The Walking Dead outbreak is dead, and The Last of Us is the cure.
Even if you’ve never even heard of The Last of Us, this show is revolutionary in a completely different way. The zombie genre has become much like the undead creature at its core: trudging, slow, and devoid of life. The Walking Dead outbreak is dead, and The Last of Us is the cure. Instead of focusing on a fight for survival in a changing world, it focuses on a world already content with its new normal of militant rule and rationing — and those who think something better is possible.
Then, there are the zombies themselves. The fungal-based outbreak is surprisingly scientific, even more terrifying, and shown with both the game’s original vision and HBO’s high-budget production value. These aren’t the faceless grey-skinned zombies of yore: they’re unique in design, and vary in different levels of infection. Mushrooms grow from their heads and scaffold up their legs — it’s the disturbing, natural details that make it impossible to look away no matter how gruesome they get. Every vista, every metropolitan ruin, underlines a key truth about The Last of Us’ outbreak: it’s the result of an organism just trying to survive, not the work of some evil villain.
Much like in the game, those environments often evoke the spring 2020 “nature is healing” photos, but the series does much more than just show overgrown hotels and museums. Game design often uses light to lead a player to a key item or obstacle, but The Last of Us uses light like a paintbrush, highlighting the humanity in the characters and the infected alike. The cinematography, never afraid to do an ultra-close-up or a long tracking shot, is something other video game adaptations could only dream of.

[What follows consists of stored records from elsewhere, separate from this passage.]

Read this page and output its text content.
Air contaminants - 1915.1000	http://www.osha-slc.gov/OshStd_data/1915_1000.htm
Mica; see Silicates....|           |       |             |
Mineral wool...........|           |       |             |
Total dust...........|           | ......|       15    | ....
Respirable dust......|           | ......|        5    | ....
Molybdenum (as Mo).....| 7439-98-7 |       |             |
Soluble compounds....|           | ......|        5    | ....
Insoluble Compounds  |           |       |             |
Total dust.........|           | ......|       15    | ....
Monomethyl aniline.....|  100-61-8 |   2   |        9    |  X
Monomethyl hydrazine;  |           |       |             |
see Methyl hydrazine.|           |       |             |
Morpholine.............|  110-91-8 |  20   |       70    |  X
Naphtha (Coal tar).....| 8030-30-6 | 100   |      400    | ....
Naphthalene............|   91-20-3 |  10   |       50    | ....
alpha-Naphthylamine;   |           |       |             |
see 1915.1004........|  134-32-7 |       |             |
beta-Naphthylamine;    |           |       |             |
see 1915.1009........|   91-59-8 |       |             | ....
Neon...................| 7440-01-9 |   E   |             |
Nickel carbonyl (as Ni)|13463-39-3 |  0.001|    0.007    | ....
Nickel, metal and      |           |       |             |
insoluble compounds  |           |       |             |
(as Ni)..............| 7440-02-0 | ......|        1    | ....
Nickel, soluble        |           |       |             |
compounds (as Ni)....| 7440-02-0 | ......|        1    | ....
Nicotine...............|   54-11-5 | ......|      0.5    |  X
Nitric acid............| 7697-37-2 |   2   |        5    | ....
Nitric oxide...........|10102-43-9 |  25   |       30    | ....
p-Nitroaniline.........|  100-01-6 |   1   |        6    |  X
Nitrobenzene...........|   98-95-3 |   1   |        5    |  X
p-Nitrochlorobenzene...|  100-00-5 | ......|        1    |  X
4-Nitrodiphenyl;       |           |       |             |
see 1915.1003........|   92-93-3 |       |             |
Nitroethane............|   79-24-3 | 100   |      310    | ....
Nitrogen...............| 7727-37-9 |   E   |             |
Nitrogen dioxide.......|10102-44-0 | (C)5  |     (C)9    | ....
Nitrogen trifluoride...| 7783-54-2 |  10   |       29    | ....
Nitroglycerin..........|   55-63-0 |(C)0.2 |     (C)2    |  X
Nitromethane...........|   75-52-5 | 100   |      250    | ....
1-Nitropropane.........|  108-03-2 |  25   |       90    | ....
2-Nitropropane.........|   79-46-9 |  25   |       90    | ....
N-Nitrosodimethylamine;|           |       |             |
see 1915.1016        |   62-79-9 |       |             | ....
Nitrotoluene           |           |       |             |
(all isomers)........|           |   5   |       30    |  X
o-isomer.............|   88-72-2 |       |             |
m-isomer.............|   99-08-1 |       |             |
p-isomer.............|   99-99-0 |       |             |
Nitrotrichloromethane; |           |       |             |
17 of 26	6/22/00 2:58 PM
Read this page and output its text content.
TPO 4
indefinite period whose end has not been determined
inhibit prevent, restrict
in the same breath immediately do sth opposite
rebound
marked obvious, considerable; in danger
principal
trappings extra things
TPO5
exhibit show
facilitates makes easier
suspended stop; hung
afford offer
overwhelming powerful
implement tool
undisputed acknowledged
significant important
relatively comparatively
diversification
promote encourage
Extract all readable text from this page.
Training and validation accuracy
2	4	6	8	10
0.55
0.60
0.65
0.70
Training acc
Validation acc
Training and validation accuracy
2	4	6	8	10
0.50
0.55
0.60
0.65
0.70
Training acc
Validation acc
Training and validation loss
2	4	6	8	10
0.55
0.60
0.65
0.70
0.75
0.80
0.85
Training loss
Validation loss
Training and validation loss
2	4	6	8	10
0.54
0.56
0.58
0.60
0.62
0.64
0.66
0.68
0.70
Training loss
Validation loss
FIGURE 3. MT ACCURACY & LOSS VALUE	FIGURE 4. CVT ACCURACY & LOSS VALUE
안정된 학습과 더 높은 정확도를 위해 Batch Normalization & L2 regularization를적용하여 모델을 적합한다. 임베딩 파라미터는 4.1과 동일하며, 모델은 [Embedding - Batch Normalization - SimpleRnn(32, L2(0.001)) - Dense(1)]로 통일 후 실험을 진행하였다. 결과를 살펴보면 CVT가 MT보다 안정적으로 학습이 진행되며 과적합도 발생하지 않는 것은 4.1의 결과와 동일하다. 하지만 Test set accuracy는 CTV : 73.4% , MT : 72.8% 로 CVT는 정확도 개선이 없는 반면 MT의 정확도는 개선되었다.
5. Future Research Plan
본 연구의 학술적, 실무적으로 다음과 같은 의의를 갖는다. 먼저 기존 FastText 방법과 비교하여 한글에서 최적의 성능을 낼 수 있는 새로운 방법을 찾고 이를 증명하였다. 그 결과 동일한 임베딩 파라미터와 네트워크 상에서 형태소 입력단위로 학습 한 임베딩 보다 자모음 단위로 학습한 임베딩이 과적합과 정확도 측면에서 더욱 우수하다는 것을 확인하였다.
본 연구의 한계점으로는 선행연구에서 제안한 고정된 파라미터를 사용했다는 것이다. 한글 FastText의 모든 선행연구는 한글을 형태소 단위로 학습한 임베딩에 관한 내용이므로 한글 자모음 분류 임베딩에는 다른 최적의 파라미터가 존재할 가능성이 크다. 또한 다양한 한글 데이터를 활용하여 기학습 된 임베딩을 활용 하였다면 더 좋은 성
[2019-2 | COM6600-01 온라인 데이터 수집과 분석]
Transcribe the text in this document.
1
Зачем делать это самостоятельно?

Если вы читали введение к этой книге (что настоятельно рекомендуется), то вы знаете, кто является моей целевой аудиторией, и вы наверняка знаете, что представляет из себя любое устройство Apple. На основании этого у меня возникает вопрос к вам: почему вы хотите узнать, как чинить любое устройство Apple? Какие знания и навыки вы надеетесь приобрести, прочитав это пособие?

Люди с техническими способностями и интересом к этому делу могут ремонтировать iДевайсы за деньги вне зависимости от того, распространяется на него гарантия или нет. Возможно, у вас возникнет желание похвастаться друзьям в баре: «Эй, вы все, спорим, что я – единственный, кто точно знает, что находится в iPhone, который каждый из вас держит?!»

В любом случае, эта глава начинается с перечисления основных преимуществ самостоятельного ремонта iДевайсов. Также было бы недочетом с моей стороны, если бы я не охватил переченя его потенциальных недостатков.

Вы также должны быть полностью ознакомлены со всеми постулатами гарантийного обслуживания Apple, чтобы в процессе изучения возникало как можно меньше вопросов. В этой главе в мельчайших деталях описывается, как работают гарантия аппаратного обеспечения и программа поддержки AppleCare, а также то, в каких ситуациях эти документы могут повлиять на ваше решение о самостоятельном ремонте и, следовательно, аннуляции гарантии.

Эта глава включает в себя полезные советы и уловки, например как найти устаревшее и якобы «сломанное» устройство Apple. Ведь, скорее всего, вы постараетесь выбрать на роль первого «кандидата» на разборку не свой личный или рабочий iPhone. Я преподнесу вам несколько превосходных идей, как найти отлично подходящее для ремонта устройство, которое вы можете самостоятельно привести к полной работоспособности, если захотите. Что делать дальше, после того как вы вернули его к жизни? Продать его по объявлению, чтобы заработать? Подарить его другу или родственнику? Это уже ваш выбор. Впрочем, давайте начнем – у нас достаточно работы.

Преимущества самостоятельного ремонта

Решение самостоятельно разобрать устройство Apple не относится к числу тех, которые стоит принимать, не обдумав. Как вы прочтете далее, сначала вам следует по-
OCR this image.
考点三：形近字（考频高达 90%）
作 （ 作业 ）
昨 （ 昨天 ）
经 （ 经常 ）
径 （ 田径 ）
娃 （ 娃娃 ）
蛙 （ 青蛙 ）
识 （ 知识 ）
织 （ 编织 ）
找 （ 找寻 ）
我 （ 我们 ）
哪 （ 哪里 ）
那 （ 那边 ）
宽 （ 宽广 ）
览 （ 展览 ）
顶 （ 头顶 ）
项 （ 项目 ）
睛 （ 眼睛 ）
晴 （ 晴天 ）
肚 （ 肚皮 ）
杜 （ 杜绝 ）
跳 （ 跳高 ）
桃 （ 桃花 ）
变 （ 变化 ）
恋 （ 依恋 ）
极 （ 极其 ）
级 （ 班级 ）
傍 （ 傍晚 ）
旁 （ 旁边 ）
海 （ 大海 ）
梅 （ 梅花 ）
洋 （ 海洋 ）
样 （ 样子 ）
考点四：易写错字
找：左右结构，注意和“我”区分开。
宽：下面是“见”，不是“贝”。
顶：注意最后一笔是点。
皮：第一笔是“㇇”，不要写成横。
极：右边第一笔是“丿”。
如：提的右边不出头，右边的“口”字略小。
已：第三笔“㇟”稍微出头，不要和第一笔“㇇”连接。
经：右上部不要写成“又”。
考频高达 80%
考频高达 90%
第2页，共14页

But good cinematography is only as good as the acting, and The Last of Us is blessed with an all-star roster, from the big hitters down to the one-episode wonders. Pedro Pascal is a natural as the gruff-yet-paternal Joel, and Bella Ramsey keeps the same wiseass middle-school sass as Ellie. Melanie Lynskey, in one of the few new characters to the series, gives a villainous face to one of the scariest chapters, and Nick Offerman and Murray Bartlett all but secure Emmy nominations for themselves as Bill and Frank.
The strength of The Last of Us’ phenomenal cast can be seen in its best episode — a standalone story that gives one of the most underestimated characters the spotlight he deserves. The episode is a tearjerker on par with Buffy the Vampire Slayer’s “The Body,” a haunting examination of how we live and how we grieve, and a perfect example of how The Last of Us changes to the adaptation makes the TV series all the better.
The only real change the show makes is to the timeline: in order to update the 2013 game for 2023, the action was actually moved into the past, with the main story set in the present day. It’s a subtle touch, but it makes the action feel, not like a future possibility, but an alternate universe of what could have been.
Maybe it’s the timeline change or the expanded story, but in watching The Last of Us, it’s hard to believe it’s not the source material for the game, not the other way around. It’s a director’s cut of an already huge story, and a prestige TV treatment of a prestige game.
This series is its best-case scenario — the original creator, a proven HBO visionary, an A-list cast, and a script that found every heartstring it could possibly pull. To bastardize a quote from yet another video game: this is The Last of Us’ final form.
The Last of Us premieres January 15, 2023 on HBO.